Me though, I’m quiet. I’m looking at the crowd on the streets, all shoulder to shoulder, all huddled and crammed like sardines. And all I could think about was:

“Where do they Pee?”

It’s such a stupid thing to obsess about, but surely with thousands of people there’s got to be a place or two.

Porta-Potties?
Local Restaurants?
The Alley?

I picture huge lines of loud drunk people waiting, watching, looking over your shoulder, urging you to “Hurry Up, I gotta Pee!

I see all of this and I think “I couldn’t do that!

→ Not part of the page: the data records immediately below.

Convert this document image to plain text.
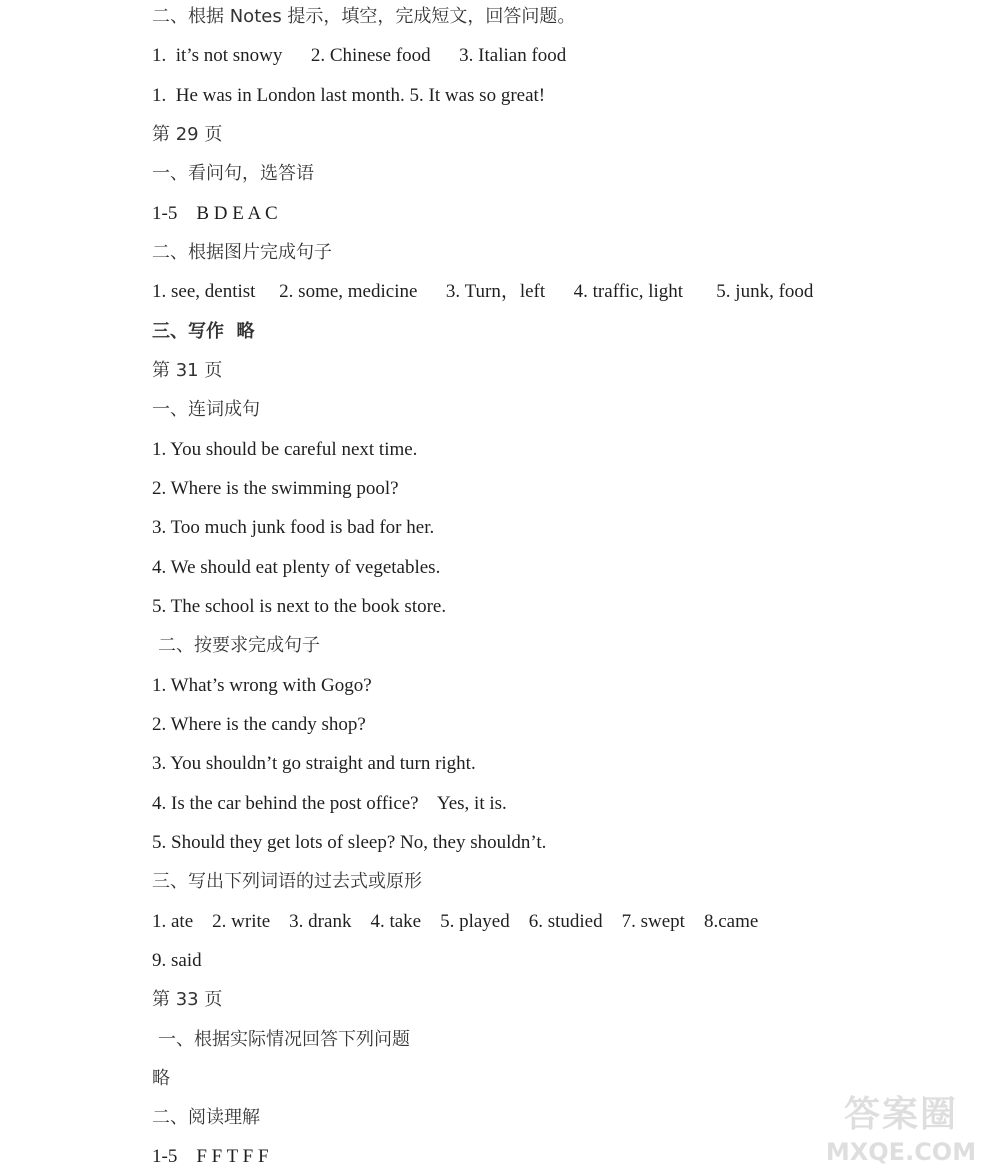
二、根据 Notes 提示，填空，完成短文，回答问题。
1.  it’s not snowy      2. Chinese food      3. Italian food
1.  He was in London last month. 5. It was so great!
第 29 页
一、看问句，选答语
1-5    B D E A C
二、根据图片完成句子
1. see, dentist     2. some, medicine      3. Turn，left      4. traffic, light       5. junk, food
三、写作  略
第 31 页
一、连词成句
1. You should be careful next time.
2. Where is the swimming pool?
3. Too much junk food is bad for her.
4. We should eat plenty of vegetables.
5. The school is next to the book store.
二、按要求完成句子
1. What’s wrong with Gogo?
2. Where is the candy shop?
3. You shouldn’t go straight and turn right.
4. Is the car behind the post office?    Yes, it is.
5. Should they get lots of sleep? No, they shouldn’t.
三、写出下列词语的过去式或原形
1. ate    2. write    3. drank    4. take    5. played    6. studied    7. swept    8.came
9. said
第 33 页
一、根据实际情况回答下列问题
略
二、阅读理解
1-5    F F T F F
答案圈
MXQE.COM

Too many People. Too much Pressure. Too much Uncertainty. Too far away from Home…

Maybe One Day… ???

Can I Really Do This?

And then, as the Year 2013 slips by and as we scream out the New Year, a new realization draws over me.

This is the Year I Beat Paruresis!

This year is going to be a much different year than previous years.

This Year I Pee!

And then I think of my Goals and the Public Bathrooms, Water Loading, NOT peeing before I leave the House… And I say to myself:

“Can I Really Do This?”

Can I?

It’s no longer a “Future Goal” of mine. It’s not something set “Next Year“. It’s HERE! It’s PRESENT! It’s NOW!

I actually have to fulfill my goals and leave this house with a full bladder and a beating heart…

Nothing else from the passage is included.